O chamado modelo de universo inflacionário se baseia em uma hipótese sobre o que pode ter acontecido na época mais remota do universo. A ideia é que algum tipo de campo se encontrava fora de seu potencial mínimo. Em outras palavras, o valor do campo não era o que fazia com que a sua energia fosse mínima. Essa situação é chamada também de “falso vazio”. As equações da relatividade determinam que, em uma circunstância como essa, o universo se expandiria de forma vertiginosa, multiplicando bilhões e bilhões de vezes o seu volume em uma pequeniníssima fração de segundo. Quando o valor do campo finalmente caiu para o seu mínimo, ou seja, para o vazio verdadeiro, toda a energia nela acumulada se transformou na matéria e na energia que hoje preenche o universo.
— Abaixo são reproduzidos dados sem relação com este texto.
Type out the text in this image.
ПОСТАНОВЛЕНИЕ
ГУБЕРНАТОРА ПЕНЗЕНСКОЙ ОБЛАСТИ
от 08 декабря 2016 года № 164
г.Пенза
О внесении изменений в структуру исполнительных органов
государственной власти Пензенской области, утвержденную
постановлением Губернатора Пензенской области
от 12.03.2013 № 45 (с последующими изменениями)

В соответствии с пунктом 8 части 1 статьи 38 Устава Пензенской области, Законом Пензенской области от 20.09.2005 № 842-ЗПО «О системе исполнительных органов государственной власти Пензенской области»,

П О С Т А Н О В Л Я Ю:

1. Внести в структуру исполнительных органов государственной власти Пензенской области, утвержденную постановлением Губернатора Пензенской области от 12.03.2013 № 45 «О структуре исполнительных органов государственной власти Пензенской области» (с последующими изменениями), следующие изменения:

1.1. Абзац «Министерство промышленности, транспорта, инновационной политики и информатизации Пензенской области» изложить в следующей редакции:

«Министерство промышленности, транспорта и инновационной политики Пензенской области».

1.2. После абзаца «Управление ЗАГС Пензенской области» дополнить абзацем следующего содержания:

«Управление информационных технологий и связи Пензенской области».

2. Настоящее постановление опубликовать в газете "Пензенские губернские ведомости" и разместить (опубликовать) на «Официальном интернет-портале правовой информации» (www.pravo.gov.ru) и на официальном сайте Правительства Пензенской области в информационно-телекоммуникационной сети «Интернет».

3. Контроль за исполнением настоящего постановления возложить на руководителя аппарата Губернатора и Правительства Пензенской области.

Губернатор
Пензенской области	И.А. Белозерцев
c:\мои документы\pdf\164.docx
Santo Agostinho afirmou, com sagacidade, que não faz sentido perguntar em que Deus empregava o seu tempo antes de criar o tempo

Deve-se dizer que o universo inflacionário é mais do que mera especulação, já que obteve grandes êxitos, por exemplo, na descrição correta da densidade da matéria e da energia que realmente compõem o nosso universo. Se o modelo está correto, o universo, em sua época mais primitiva, se expandia de forma escancarada e só continha esse campo originário. Então, em certos pontos, ao acaso, o campo caiu para o seu valor mínimo, ou seja, o vazio verdadeiro. Nesse ponto, formaram-se “bolhas” de vazio verdadeiro que começaram a crescer. Cada bolha equivale a um Big Bang “comum”, que dá lugar a um universo independente. Nesse cenário, o nosso universo não é mais do que uma pequena bolha, que acende e apaga, imersa em um universo global que se expande selvagemente. Não fica claro, nesse modelo, quando e como se deu o início desse universo global do qual surgiu a nossa bolha, quer dizer, como foi o verdadeiro instante inicial (em contraposição ao nosso “Big Bang doméstico”).

Há modelos altamente especulativos (e controversos) baseados na teoria das cordas, que resgatam a antiga ideia de um universo cíclico

Cabe mencionar também que há modelos altamente especulativos (e controversos) baseados na teoria das cordas, que resgatam a antiga ideia de um universo cíclico, denominado, nesta versão, universo ecpirótico, com uma forma sofisticada e invocando a existência de outras dimensões. Nesses modelos, a fase de expansão do universo é precedida por uma fase de contração, que dá lugar a uma espécie de rebote cósmico. Esse esquema poderia prosseguir indefinidamente, ou seja, o universo atual poderia terminar em uma contração global, que, depois de um novo rebote, daria lugar a um novo Big Bang, e assim sucessivamente, tanto para a frente, no tempo, como para trás.

Concluindo: provavelmente nunca houve um “antes do Big Bang”, o que não significaria, em si, uma contradição lógica. No entanto, o instante inicial exato está sob suspeita do ponto de vista teórico, e há modelos interessantes que propõem uma história anterior a esse instante zero do nosso universo.